At most he could steam up and down the coast, but this too was also constrained by the missions of the warship. Furthermore the two corps commanders, Hunter-Weston with the British at Cape Helles and Bird wood with the ANZACS at Gaba Tepe, were also afloat and they too had inadequate signalling equipment to the shore. Fundamentally those that were in command of the major areas of responsibility were not in any position to react to the situation on the ground. It was from this that the momentum of the Allied landings ground to a halt. Lack of experience and inertia at the lower levels of command and the Commander-in-Chief's inability to formulate any sort of informed picture of events on the ground caused the operation to flounder at this early, vital stage. Subsequent operations in the Dardenelles were equally unsuccessful.
By the end of May U-boats had sunk three British ships providing fire support. As a result HMS Queen Elizabeth was withdrawn with the rest of the Fleet supporting the operations causing the support for those on land to be weakened further still. The Sulva Bay landings during August 1915 were much more adequately equipped for instance they had powered barges capable of landing up to five hundred men. Yet the fundamental problems were still there: inertia from inexperience on the ground, and the distanced and non-contact ble senior commanders.
The latter were often so inured by their Western Front experiences during the Sulva Bay landings that they too readily dug in. This later phase of the Dardenelles campaign showed that the soldiers were far from defeated themselves. The diversionary attack by the ANZACS during the Sulva Bay landings were extremely costly in terms of casualties, however, the soldiers demonstrated their fighting spirit in that fifteen Victoria Crosses were awarded at the Battle of Lone Pine Ridge alone. Hamilton's replacement, Sir Charles Monro, was mocked by Churchill because his first recommendation on arrival in October 1915 was to withdraw. Churchill stated "He came, he saw, he capitulated".
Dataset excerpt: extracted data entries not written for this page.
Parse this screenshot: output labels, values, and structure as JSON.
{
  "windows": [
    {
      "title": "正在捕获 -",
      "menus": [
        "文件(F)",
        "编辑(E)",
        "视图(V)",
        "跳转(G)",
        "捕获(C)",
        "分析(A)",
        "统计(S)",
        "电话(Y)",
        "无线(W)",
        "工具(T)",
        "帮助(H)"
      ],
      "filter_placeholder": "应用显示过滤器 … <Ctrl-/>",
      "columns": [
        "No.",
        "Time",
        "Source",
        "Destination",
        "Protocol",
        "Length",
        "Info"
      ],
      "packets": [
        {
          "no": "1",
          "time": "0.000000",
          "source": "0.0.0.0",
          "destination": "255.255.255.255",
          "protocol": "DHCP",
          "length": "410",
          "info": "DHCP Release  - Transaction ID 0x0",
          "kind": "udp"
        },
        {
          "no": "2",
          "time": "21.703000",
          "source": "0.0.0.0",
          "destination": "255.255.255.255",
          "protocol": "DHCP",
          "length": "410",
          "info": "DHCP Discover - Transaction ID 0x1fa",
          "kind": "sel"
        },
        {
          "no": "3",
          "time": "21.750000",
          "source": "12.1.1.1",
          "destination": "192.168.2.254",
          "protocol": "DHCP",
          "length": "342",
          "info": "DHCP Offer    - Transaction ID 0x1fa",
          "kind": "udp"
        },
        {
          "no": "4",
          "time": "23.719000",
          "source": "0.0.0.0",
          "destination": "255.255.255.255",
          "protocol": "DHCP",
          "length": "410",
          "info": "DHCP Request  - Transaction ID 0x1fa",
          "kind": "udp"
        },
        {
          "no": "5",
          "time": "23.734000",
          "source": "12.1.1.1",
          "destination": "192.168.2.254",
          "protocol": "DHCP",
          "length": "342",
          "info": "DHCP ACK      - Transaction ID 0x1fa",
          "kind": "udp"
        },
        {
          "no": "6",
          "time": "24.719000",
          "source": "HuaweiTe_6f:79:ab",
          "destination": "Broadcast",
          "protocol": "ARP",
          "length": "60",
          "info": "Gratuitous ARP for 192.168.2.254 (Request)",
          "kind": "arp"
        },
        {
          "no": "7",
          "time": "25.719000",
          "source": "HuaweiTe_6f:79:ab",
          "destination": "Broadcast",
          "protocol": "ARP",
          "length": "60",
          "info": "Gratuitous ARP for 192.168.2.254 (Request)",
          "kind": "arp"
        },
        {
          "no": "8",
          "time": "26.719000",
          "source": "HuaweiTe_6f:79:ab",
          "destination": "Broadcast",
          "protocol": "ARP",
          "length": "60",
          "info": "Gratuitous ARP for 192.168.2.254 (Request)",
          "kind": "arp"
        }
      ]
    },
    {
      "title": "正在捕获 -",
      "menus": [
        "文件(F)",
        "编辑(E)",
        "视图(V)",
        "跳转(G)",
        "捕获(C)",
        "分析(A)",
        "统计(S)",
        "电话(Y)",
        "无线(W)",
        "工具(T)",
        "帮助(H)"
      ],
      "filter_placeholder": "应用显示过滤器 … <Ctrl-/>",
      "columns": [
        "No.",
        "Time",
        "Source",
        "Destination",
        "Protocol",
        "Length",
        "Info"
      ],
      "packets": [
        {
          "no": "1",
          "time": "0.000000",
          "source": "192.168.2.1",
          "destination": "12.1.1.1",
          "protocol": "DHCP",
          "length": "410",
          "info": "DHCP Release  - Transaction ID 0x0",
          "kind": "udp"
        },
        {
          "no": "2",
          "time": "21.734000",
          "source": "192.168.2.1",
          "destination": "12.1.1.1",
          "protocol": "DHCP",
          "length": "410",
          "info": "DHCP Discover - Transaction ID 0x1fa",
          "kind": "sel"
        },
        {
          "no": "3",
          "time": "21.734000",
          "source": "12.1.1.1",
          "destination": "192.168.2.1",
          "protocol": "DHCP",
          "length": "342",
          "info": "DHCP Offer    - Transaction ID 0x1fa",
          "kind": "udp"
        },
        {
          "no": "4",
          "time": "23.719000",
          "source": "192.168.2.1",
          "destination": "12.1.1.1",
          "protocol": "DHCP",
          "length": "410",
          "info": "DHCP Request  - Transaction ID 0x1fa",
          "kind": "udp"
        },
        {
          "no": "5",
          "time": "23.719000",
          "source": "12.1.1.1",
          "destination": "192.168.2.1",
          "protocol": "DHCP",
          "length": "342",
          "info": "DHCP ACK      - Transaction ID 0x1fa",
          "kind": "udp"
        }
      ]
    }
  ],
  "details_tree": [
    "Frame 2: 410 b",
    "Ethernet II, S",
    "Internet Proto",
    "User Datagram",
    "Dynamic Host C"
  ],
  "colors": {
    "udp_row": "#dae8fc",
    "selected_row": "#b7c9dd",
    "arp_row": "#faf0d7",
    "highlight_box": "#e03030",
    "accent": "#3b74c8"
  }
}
However, Monro was a Western Front commander held in high regard. On inspecting the situation himself Kitchener agreed to Monro's plans. Even at this late stage of the Gallipoli campaign one can see the machinations of politics at work in the decision-making process. Huge pressure had been levied upon the British hierarchy to conduct this operation, yet its execution was half-hearted in terms of preparation at the strategic level and ineptly commanded at the tactical level. Again the British Official Historian puts this quite succinctly: Many reasons combined to frustrate an enterprise the success of which in 1915 would have altered the course of the war. But every reason will be found to spring from one fundamental cause - an utter lack of preparation before the campaign began.
This lack of preparation can be seen in the intermittent naval actions that did little material damage to the Turks but succeeded in warning them of further action. These were carried out with complete disregard to prior tactical planning that had taken place concerning the very same scenario. Nonetheless the pressure that was placed upon those in Government, particularly Churchill, for the operation to succeed caused sound tactical planning such as the need for surprise to be ignored. Hamilton's attempts were crippled from the outset due to the inadequate experience of the bulk of his forces, and the lack of necessary battle-winning artillery. His method of command was the underlying factor however in that it was indecisive and far too removed to affect the action on the ground. At lower levels this caused stagnation and stalemate on the battlefield.